Tuesday, December 20, 2005

The Assisted Pursuit of Love

As I was speaking to Theresa on the phone while she was visiting Kate D., I realized there must be no better dating consultants than a pair of romance novelists (or, if you must, aspiring romance novelists, though I refuse to accept that designation).

After all, there are only a finite number of dating scenarios that crop up time and time again. It's the details that differentiate them. And we've examined them all, from the prosaic ("You're both too proud to admit you have feelings for each other" and "You're just not in the right place at the right time" ) to the extreme (somehow I doubt many of our friends have secret babies fathered by sheikhs, an inexplicably and perennially popular classic romance plot).

But we're especially good at reading the motives lurking in impassive male minds. His jaw clenched slightly and his eyelashes flickered while you were discussing your Friday night plans? Clearly he is overcome with jealousy and bound by honor not to confess his love to you. Just watch his hands. If he makes fists or grips the edge of a table until his knuckles turn white, you're golden.

Of course, I can't claim all powers of romantic-analyses for romance novelists alone. Even Theresa -- as medicinal a medical student as ever flipped the pages of a medical textbook with a scalpel -- had her time to shine as an inventor of romantic fiction (and I'm not just speaking about her senior year project on romance novels...sheesh, some colleges). I recall vividly several impassioned discussions we had in high school about a certain fellow I knew and his mixed signals. "I think he likes you," she said, "But he has a calling to the priesthood." When I informed her the fellow-in-question was a Protestant, she immediately followed with, "But maybe he believes in a celibate clergy."

While I can't promise feats of imagination on a par with that, I can stake a claim for Kate D. and my ability to slice to the heart (with medical precision!) of any romantic dilemma, and offer RWA-approved solutions. All free of charge.

Monday, December 12, 2005

Green Eyed and Bushy Tailed

My esteemed blog partner and my best friend (Theresa of the impossible-to-overpraise Knitting Underway) are currently enjoying ten Pacific Northwest days of knitting, in-depth romantic analysis, blog-maintenance tips (expect a vastly improved Damned Scribbling Women after this visit) and lots of novel-talk. And I'm...well, I'm feeling a little jealous. I want to be there, too!

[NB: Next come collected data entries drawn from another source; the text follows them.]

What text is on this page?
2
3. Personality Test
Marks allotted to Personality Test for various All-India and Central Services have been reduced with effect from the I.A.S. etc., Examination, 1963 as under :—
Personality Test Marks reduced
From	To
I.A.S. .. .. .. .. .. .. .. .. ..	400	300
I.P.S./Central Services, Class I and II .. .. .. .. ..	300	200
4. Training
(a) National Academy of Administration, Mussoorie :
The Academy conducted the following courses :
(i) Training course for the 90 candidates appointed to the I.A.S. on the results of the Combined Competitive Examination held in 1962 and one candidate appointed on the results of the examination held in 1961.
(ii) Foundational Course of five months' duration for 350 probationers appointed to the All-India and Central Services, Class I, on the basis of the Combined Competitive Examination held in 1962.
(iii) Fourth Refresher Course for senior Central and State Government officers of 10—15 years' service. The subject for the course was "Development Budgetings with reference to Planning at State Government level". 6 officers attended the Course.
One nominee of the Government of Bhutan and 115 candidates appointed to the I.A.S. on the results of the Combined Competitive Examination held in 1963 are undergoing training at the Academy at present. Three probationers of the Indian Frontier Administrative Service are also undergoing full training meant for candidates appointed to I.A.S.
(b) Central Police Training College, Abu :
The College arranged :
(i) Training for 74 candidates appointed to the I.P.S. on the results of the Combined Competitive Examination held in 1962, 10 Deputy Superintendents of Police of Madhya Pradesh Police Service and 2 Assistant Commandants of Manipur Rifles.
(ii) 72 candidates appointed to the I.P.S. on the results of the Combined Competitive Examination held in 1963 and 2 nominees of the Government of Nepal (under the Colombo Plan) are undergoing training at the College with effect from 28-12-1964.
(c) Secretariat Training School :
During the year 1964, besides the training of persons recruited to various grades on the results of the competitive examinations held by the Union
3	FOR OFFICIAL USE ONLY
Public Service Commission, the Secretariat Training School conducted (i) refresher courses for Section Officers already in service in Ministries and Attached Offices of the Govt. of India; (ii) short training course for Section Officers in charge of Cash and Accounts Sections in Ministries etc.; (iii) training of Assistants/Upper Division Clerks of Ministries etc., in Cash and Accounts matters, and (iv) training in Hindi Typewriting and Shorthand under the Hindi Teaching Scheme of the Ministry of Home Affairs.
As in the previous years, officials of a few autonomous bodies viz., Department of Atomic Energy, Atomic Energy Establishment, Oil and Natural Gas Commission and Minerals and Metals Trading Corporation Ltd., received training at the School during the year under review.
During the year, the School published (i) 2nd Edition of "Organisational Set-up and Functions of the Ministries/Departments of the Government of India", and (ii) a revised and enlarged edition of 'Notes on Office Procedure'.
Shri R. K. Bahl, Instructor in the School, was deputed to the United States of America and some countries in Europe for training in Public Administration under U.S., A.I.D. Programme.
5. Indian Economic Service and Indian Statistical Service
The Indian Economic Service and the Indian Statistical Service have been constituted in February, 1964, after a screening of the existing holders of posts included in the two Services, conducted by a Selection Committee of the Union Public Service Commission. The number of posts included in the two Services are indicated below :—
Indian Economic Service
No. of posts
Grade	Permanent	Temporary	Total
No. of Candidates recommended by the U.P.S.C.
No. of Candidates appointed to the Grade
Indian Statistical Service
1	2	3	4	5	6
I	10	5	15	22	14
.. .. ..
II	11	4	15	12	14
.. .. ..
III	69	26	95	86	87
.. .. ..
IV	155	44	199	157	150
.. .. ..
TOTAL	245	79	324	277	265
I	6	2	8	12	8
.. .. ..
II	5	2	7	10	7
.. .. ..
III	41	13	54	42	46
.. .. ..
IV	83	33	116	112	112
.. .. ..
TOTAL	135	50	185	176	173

I don't know if envy is an essential part of every writer's psyche, but it's certainly part of mine. Sometimes I think it spurs me on to work harder. I want what other writers have so much (namely, to be published) that I force myself to work even when I don't want to and would rather just watch Grey's Anatomy (though really, shouldn't the well-organized writer be able to do both?)

Then there are those times when I'm so jealous of another writer's talent, talent I know I'll never have, that I feel sick and sad. That's not good jealousy.

Living in New York refines your envy trigger to a whisper's touch. After all, most people outside this densely-packed city don't have the experience of walking past multi-million dollar properties on their way from their sad little fifth-floor walk-up one-bedroom converted on their way to the subway. Oh, and the townhouses look so pretty decorated for Christmas! They all have ivy and evergreen wound around the iron railings and wreaths on the doors and Christmas lights shining through the windows from huge, heigh-ceilinged rooms.

Ah well, have fun Kate D. and Theresa. Try not to miss me too much!